586 Background: Increased cyclin-dependent kinase 1 (CDK1) and reduced CDK2 activity reflects taxane chemosensitivity via regulation of SAC. Novel C2P device (Sysmex Inc.) measures CDK1/2 activity in human tissue within a few hours. We hypothesized that SAC functionality in breast cancer predicts taxane sensitivity. Methods: Biopsy samples obtained before preoperative therapy from 69 pts with primary breast cancer (median age 52, St II, 56%, St III, 40%, HER2 36%, HR 52%) ex vivo with paclitaxel (100 nM) for 24 h, then measured for CDK1/2 activity. Tumors with CDK1/2 ratio > 0.7 were denoted “responders” (CR, PR) based on preclinical testing. Clinical responses were evaluated with sonography. Results: 24 pts could not be evaluated because of unmeasurable or invalid CDK (n=3), no receipt of taxane (n=10), incomplete treatment/lack of imaging (n=10), or receipt of taxane as adjuvant therapy (n=1). Among the 45 evaluable pts, 30 obtained reading to determine the C2P-predicted response, which was significantly associated with the clinical response to preoperative therapy with paclitaxel, docetaxel, docetaxel/doxorubicin, paclitaxel/trastuzumab or lapatinib, or docetaxel/capecitabine (P=0.002; sensitivity 0.83; specificity 0.86; positive predictive value [PPV] 0.95; and negative predictive value [NPV] 0.60).
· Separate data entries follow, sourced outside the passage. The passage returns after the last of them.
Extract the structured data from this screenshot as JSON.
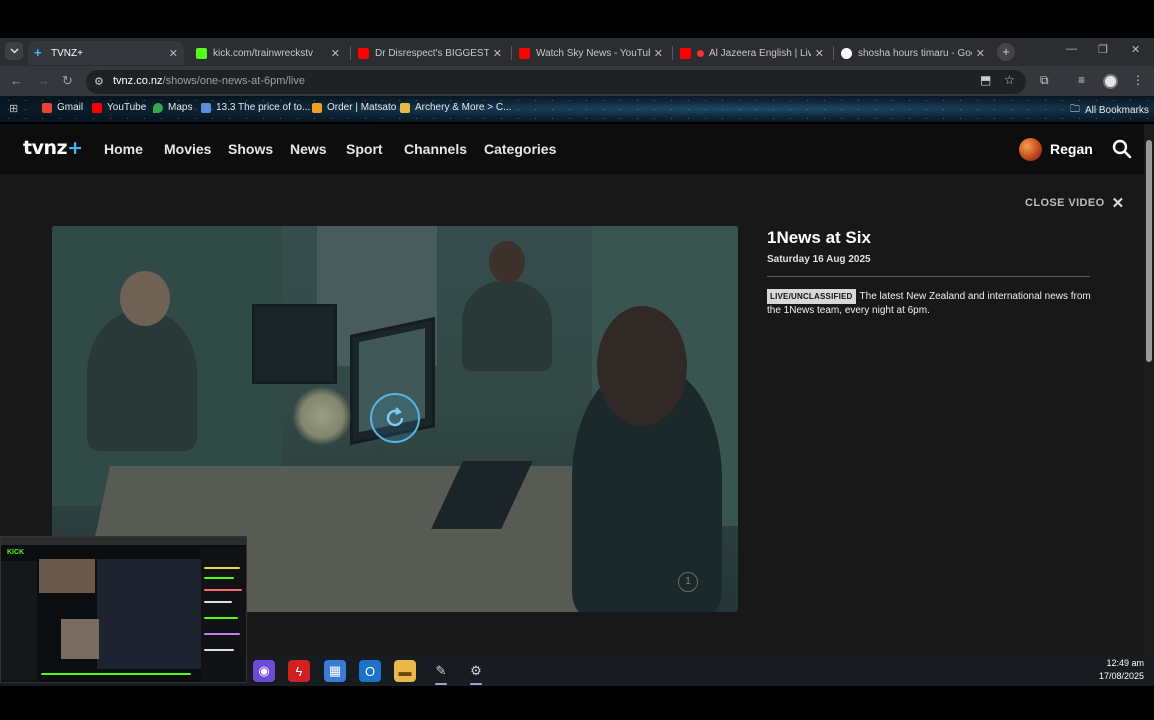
{
  "browser": {
    "tabs": [
      {
        "title": "TVNZ+",
        "active": true,
        "favicon_color": "#3db8ff"
      },
      {
        "title": "kick.com/trainwreckstv",
        "active": false,
        "favicon_color": "#53fc18"
      },
      {
        "title": "Dr Disrespect's BIGGEST A",
        "active": false,
        "favicon_color": "#ff0000"
      },
      {
        "title": "Watch Sky News - YouTube",
        "active": false,
        "favicon_color": "#ff0000"
      },
      {
        "title": "Al Jazeera English | Live",
        "active": false,
        "favicon_color": "#ff0000"
      },
      {
        "title": "shosha hours timaru - Goog",
        "active": false,
        "favicon_color": "#4285f4"
      }
    ],
    "url_host": "tvnz.co.nz",
    "url_path": "/shows/one-news-at-6pm/live",
    "bookmarks": [
      {
        "label": "Gmail",
        "color": "#ea4335"
      },
      {
        "label": "YouTube",
        "color": "#ff0000"
      },
      {
        "label": "Maps",
        "color": "#34a853"
      },
      {
        "label": "13.3 The price of to...",
        "color": "#5b8fd6"
      },
      {
        "label": "Order | Matsato",
        "color": "#f0a020"
      },
      {
        "label": "Archery & More > C...",
        "color": "#e8b84a"
      }
    ],
    "all_bookmarks": "All Bookmarks"
  },
  "site": {
    "logo_text": "tvnz",
    "logo_plus": "+",
    "nav": [
      "Home",
      "Movies",
      "Shows",
      "News",
      "Sport",
      "Channels",
      "Categories"
    ],
    "user_name": "Regan",
    "close_video": "CLOSE VIDEO"
  },
  "show": {
    "title": "1News at Six",
    "date": "Saturday 16 Aug 2025",
    "rating_badge": "LIVE/UNCLASSIFIED",
    "description": "The latest New Zealand and international news from the 1News team, every night at 6pm.",
    "watermark": "1"
  },
  "taskbar": {
    "time": "12:49 am",
    "date": "17/08/2025",
    "apps": [
      {
        "icon": "purple-app-icon",
        "color": "#6b4bd8"
      },
      {
        "icon": "lightning-app-icon",
        "color": "#d02020"
      },
      {
        "icon": "store-icon",
        "color": "#3a7bd5"
      },
      {
        "icon": "outlook-icon",
        "color": "#1a73c8"
      },
      {
        "icon": "folder-icon",
        "color": "#e8b84a"
      },
      {
        "icon": "tool-app-icon",
        "color": "#888888"
      },
      {
        "icon": "steam-icon",
        "color": "#1b2838"
      }
    ]
  },
  "mini_window": {
    "brand": "KICK"
  }
}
For HER2- tumors, the sensitivity was 0.94; specificity 0.83; PPV 0.94; and NPV 0.83. We fit a series of logistic regression models to assess the relationship between C2P predicted response and clinical outcome. Each model included 1 clinical prognostic factor (HR status, stage, NG, histology, HER2) as well as the C2P prediction factor. In all 5 models C2P remained a statistically significant predictor of clinical response while adjusting for the other prognostic factor. Conclusions: CDK1/2 activity is a promising novel predictive marker to predict response to taxane- containing regimens for HER2- breast cancer. We could not predict taxane sensitivity in HER2+ tumors; this finding is consistent with preclinical findings that HER2 overexpression is involved in abnormal SAC functionality. Thus, the functional SAC reflects taxane sensitivity in HER2- tumors. We are planning a large prospective study to validate these findings. No significant financial relationships to disclose.